AM Best has noted that the property reinsurance market remains stable at mid-year 2025, with modest softening appearing at the highest attachment layers, yet the agency expects overall conditions to remain robust through year-end.

The rating agency has suggested that industry capital has also grown rapidly, supported by stronger retained earnings and reduced mark-to-market investment losses.
“Notably, the absence of new start-up reinsurers enabled incumbents to preserve market share without resorting to softer terms,” AM Best said.
The rating agency additionally stated that as of mid-year 2025, the property reinsurance market remains stable with signs of modest softening emerging at the highest layers of attachment.
“Reinsurers have remained diligent on attachment points and terms throughout the rate softening, which is believed to be the main factor driving their continued success,” AM Best added.
With this in mind, AM Best has anticipated that the reinsurance market will continue to thrive throughout 2025.
“While reinvestment yield might marginally decrease, the market should again be able to generate returns on equity by year-end 2025 in the low-to-mid teens. Capital growth could always be dampened by dividends, as well as a highly active hurricane season,” the rating agency said.
Despite this uncertainty regarding the remainder of the 2025 hurricane season, the reinsurance market reportedly remains well-positioned to absorb a reasonable level of losses and still grow capital.
In fact, as per recent estimates from AM Best and Guy Carpenter, global dedicated reinsurance capital is projected to climb to an unprecedented $649 billion in 2025.

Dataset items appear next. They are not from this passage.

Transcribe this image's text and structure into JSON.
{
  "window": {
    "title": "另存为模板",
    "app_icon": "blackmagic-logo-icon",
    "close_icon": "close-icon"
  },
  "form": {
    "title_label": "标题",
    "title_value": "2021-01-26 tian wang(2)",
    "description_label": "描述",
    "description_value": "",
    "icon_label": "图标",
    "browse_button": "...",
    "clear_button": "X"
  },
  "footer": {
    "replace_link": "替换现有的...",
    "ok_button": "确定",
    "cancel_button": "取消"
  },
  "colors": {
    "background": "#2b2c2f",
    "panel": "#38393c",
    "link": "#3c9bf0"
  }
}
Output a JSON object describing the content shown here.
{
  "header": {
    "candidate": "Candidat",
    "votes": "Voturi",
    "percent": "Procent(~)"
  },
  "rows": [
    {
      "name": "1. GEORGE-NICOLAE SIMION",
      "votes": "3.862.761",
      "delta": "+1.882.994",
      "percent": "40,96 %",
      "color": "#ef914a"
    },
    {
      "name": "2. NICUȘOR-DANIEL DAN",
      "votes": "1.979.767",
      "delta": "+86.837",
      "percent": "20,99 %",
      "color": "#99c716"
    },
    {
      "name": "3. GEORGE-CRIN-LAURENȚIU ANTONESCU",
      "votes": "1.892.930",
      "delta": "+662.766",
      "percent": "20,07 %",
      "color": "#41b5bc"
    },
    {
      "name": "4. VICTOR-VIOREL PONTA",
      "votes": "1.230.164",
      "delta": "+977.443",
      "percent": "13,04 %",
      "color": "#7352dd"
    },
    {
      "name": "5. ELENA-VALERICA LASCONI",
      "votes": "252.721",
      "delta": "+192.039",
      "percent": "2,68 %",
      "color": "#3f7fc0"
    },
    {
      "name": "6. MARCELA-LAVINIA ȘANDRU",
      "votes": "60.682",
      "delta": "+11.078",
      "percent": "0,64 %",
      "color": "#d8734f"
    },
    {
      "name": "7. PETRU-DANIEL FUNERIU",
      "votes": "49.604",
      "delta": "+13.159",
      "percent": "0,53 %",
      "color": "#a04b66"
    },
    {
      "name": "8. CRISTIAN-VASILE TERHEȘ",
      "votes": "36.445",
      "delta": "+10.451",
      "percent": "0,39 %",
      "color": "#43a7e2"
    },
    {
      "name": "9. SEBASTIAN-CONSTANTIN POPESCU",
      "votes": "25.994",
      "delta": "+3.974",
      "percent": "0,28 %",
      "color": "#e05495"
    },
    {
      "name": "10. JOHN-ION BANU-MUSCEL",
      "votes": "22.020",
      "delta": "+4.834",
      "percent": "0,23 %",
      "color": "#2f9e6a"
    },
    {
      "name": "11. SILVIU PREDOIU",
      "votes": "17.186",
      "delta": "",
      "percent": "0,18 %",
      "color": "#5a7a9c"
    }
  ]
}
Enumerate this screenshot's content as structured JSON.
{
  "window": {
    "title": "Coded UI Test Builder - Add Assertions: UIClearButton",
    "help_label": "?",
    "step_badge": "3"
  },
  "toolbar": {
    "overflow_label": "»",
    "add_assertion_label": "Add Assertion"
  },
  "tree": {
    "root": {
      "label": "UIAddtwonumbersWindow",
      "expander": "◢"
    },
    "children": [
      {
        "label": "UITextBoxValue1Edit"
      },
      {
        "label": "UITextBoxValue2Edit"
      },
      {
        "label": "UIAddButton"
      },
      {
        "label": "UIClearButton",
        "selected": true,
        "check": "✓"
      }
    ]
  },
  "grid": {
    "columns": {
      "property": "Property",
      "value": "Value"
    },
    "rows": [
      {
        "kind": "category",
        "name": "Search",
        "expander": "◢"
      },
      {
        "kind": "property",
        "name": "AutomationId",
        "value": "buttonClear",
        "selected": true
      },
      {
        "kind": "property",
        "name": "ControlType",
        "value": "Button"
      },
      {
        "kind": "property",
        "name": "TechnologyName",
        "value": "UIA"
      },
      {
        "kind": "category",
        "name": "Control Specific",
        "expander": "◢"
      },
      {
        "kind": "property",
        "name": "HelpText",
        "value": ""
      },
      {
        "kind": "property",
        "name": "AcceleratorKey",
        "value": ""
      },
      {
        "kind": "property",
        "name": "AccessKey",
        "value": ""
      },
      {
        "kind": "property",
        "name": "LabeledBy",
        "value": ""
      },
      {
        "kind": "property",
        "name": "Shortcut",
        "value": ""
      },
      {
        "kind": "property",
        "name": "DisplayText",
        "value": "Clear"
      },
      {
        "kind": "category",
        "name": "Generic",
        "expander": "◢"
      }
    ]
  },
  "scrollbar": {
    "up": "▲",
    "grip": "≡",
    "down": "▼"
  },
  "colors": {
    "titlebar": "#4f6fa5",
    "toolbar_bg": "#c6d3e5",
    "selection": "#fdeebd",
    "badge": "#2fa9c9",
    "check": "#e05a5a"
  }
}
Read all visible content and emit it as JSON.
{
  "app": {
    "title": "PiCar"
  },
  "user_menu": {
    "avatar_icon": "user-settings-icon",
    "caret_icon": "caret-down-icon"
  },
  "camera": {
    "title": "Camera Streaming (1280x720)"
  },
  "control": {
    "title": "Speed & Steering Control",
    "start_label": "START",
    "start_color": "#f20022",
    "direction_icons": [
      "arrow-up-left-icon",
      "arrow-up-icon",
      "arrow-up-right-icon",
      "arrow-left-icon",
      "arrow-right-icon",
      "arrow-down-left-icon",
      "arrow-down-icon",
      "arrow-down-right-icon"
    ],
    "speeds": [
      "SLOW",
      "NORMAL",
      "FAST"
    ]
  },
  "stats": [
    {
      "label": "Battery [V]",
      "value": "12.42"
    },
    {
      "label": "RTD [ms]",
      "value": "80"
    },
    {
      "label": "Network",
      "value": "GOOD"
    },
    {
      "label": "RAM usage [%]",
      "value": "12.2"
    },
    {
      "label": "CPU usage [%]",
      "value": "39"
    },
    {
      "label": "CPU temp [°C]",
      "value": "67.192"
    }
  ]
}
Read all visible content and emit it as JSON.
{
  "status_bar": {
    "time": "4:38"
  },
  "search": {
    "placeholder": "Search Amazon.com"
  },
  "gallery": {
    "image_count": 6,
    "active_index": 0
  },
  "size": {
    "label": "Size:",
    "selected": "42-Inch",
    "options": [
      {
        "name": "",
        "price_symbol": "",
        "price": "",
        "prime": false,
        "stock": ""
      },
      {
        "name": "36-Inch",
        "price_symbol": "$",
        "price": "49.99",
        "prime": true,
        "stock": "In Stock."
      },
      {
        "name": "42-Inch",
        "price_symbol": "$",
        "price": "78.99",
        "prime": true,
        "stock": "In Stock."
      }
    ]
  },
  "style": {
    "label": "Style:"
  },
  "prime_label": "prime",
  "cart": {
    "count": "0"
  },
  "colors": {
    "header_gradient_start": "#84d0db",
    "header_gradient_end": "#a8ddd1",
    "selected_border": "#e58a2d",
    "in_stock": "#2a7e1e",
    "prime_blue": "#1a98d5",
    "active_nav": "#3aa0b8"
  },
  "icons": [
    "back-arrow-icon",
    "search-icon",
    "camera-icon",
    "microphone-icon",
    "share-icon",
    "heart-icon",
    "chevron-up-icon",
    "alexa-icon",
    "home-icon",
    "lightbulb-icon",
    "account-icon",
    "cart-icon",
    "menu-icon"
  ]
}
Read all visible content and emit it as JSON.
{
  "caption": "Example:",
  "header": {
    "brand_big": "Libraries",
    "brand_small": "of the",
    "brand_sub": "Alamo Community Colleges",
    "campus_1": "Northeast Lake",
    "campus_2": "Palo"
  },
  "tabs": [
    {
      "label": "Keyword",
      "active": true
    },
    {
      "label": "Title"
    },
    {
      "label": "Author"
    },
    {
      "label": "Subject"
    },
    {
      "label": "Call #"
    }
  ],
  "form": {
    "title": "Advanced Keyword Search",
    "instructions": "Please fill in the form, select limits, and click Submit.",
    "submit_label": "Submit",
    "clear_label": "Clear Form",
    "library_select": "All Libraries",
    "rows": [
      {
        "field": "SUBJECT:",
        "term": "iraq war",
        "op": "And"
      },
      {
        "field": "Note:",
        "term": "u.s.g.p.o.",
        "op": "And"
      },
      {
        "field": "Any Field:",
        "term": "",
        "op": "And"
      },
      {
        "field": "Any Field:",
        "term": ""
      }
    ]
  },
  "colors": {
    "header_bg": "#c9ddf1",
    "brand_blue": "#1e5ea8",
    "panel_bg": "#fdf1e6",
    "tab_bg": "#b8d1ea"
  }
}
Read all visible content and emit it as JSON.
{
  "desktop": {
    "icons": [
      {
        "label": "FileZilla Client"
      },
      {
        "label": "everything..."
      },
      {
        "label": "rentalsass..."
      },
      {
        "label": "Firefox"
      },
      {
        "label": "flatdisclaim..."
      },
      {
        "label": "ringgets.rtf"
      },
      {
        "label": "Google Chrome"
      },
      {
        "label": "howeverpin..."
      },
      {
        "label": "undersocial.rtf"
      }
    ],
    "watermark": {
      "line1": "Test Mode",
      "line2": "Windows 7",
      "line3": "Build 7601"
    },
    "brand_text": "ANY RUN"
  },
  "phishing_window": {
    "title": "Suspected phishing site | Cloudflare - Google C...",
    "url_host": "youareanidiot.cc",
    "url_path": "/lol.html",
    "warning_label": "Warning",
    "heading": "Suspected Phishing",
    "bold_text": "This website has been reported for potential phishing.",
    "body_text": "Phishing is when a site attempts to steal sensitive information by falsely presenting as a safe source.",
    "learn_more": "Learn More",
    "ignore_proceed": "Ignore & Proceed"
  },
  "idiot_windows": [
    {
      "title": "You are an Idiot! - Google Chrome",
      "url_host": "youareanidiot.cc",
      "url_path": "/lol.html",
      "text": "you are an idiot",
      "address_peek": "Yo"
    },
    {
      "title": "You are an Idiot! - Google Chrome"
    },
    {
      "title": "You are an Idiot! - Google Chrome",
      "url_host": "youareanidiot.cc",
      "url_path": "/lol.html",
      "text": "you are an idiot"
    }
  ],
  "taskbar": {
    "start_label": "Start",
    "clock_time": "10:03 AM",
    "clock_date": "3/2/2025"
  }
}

The anticipated 2025 figure would surpass the previous peak of $607 billion recorded in 2024 and mark a sharp rebound from the pandemic-era volatility seen in 2020–2022.
AM Best concluded, “As we approach the height of the US hurricane season, which always brings the potential for outsized losses, the results may affect not just the reinsurance market, but also the insurance market as a whole.
“Severe convective storms and large cat events have stressed both cedents and reinsurers over the last year. The market, however, has been resilient despite the impact of the California wildfires eroding cat budgets and creating uncertainties about the loss costs.
“The resilience of reinsurers can be mainly attributed to the accumulation of retained earnings and strong investment yields, which have established solid capital buffers.”